Activation-Based Active Learning for In-Context Learning: Challenges and Insights
**Title: Activation-Based Active Learning for In-Context Learning: Challenges and Insights
Abstract:
While deep active learning has been previously investigated for selecting in-context samples for Large Language Models (LLMs), prior work has largely overlooked techniques leveraging recent breakthroughs in understanding transformer activations. This study investigates the hypothesis that model activations can offer a granular signal to enhance the selection of in-context examples. We provide the most thorough examination to date of MLP activation-based deep active learning approaches within the context of in-context learning. Our analysis explores the effects of various attention masking strategies on active learning performance across a range of classification and generative datasets, utilizing both Llama-3.2-3B and Qwen2.5-3B base models.
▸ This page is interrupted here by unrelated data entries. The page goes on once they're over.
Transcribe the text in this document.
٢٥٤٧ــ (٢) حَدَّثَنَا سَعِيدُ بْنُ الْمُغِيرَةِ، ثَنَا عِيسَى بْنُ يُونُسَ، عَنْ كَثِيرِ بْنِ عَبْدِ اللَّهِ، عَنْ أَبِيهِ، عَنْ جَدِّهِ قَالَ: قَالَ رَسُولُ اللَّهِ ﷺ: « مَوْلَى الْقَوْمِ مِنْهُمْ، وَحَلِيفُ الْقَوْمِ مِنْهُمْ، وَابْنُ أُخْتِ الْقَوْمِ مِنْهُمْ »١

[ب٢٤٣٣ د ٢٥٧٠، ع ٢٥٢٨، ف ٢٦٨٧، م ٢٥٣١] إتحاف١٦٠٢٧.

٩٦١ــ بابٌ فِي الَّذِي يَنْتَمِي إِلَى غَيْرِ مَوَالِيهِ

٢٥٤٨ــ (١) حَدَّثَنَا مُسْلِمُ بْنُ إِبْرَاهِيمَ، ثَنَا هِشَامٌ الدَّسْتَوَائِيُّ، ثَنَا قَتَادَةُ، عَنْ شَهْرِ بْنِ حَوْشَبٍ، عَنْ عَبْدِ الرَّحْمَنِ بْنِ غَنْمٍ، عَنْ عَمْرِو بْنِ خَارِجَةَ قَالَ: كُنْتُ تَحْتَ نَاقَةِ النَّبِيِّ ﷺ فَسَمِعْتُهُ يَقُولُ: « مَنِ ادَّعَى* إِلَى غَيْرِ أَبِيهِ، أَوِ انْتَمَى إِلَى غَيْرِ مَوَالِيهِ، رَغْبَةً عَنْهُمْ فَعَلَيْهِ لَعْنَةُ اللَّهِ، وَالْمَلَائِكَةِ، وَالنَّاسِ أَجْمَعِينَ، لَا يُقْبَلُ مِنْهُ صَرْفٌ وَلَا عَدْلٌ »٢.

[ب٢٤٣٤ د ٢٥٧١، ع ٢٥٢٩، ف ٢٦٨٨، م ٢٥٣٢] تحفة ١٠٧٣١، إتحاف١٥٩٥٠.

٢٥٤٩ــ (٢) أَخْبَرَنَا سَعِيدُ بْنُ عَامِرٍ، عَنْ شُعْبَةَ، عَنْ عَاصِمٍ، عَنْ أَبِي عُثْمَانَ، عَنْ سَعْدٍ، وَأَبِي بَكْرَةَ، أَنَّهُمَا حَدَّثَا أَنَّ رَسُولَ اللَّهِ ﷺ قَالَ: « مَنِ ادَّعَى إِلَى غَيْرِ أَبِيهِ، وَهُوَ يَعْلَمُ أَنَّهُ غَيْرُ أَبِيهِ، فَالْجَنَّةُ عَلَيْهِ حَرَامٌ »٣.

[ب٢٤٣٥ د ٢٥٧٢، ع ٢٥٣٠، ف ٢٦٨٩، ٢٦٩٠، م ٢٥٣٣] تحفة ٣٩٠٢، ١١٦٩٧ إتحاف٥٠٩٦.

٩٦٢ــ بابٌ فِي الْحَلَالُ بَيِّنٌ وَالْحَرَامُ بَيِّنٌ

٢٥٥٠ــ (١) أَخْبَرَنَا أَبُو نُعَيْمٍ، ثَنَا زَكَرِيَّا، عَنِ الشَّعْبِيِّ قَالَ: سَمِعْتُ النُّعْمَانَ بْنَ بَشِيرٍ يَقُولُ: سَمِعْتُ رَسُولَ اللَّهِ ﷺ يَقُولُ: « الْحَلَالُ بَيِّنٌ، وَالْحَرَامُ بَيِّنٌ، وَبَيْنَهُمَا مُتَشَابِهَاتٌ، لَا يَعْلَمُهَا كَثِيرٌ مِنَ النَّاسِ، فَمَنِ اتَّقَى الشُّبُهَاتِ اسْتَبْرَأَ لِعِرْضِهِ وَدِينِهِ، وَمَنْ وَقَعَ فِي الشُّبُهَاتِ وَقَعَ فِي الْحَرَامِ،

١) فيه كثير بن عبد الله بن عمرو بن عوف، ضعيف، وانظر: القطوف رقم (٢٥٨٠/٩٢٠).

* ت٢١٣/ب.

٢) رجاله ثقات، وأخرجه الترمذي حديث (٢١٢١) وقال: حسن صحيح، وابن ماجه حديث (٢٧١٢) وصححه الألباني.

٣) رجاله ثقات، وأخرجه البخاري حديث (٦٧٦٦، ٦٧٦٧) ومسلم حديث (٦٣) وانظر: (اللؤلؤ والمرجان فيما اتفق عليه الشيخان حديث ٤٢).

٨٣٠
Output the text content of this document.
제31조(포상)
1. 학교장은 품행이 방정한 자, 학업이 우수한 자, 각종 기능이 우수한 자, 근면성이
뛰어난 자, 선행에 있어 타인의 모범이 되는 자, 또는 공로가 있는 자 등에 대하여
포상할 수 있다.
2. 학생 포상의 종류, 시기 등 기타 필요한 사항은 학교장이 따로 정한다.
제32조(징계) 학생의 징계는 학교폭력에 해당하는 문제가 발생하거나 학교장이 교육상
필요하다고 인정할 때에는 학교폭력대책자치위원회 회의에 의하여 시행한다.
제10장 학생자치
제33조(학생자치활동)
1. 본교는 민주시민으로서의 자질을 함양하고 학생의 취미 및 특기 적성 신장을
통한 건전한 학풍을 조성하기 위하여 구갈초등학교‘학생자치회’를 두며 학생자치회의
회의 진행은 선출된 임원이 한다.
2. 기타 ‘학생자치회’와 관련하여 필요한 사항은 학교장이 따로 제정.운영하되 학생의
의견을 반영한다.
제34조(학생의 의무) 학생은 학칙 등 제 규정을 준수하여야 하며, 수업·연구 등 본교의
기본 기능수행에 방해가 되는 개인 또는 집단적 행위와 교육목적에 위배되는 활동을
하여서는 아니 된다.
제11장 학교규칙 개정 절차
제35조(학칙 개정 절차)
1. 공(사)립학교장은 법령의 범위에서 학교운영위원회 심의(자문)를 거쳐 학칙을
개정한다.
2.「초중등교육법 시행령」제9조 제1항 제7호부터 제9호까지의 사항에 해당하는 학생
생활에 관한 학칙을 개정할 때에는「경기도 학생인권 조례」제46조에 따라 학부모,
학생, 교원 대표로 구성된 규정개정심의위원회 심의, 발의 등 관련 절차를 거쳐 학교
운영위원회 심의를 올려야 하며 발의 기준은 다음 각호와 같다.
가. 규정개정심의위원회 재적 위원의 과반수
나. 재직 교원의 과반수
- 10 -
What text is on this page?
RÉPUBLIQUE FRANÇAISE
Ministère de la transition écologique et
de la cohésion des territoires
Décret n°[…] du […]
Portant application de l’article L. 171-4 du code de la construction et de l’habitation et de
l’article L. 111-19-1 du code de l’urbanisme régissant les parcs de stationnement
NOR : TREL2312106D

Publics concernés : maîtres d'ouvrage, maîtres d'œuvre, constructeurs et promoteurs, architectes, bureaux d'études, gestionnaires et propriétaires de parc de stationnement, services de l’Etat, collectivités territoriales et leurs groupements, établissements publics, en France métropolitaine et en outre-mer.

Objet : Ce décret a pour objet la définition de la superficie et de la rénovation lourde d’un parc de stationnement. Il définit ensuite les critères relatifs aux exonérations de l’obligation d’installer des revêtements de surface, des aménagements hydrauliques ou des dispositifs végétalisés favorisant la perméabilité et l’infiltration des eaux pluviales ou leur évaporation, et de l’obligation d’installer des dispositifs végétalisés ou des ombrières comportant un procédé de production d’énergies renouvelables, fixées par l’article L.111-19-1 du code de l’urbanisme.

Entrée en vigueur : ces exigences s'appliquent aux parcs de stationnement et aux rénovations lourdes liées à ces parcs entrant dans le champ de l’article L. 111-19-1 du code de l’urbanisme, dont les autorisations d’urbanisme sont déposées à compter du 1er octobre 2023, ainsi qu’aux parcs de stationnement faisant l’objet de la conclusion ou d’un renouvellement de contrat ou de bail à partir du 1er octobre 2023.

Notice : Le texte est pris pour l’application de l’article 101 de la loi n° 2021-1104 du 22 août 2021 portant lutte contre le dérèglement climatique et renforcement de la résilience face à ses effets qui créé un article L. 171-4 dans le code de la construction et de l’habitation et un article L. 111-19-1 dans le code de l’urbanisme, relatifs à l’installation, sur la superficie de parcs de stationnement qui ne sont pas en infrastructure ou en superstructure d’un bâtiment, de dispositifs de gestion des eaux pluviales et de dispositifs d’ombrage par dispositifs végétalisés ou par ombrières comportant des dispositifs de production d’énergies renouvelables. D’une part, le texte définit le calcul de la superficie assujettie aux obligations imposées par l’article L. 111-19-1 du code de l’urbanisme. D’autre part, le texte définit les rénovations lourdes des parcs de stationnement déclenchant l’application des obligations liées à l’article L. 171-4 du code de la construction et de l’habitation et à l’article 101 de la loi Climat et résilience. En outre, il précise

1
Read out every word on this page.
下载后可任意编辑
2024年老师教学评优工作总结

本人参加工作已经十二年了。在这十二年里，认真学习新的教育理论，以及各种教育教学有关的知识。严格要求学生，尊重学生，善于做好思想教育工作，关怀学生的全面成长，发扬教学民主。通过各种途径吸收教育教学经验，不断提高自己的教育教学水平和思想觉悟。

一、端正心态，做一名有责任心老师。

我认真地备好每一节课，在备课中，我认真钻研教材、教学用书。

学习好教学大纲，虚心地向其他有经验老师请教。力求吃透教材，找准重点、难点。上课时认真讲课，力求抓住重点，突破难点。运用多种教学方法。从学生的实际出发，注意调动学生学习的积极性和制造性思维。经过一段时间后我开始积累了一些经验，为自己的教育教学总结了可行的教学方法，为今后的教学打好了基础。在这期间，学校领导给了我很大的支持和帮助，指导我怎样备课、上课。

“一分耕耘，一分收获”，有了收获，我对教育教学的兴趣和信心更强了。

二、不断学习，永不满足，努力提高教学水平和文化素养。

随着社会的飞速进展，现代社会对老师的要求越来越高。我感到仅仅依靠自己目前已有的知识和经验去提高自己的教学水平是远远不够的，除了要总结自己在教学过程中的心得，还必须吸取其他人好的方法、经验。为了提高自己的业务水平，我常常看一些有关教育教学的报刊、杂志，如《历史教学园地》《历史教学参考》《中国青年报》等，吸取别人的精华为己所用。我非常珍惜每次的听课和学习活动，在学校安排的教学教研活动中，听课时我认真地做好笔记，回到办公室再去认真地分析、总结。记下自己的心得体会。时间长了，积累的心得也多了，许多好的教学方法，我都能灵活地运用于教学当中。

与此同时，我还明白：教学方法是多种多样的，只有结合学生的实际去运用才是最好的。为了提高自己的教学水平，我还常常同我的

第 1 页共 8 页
Contrary to expectations, our findings reveal a negative outcome: MLP outputs, when analyzed through the perspective of massive activations or the first four statistical moments, show no meaningful correlation with either example quality or overall task performance. Specifically, the absolute Spearman correlation coefficient never exceeded 0.33 across all tested models and tasks. Consequently, we conclude that activation-based sampling is unsuitable for in-context learning. We attribute this limitation potentially to the phenomenon of superposition, where models encode more features than their dimensional capacity allows. This suggests that alternative methodologies, such as Sparse Autoencoders (SAEs), may represent a more viable direction for future research.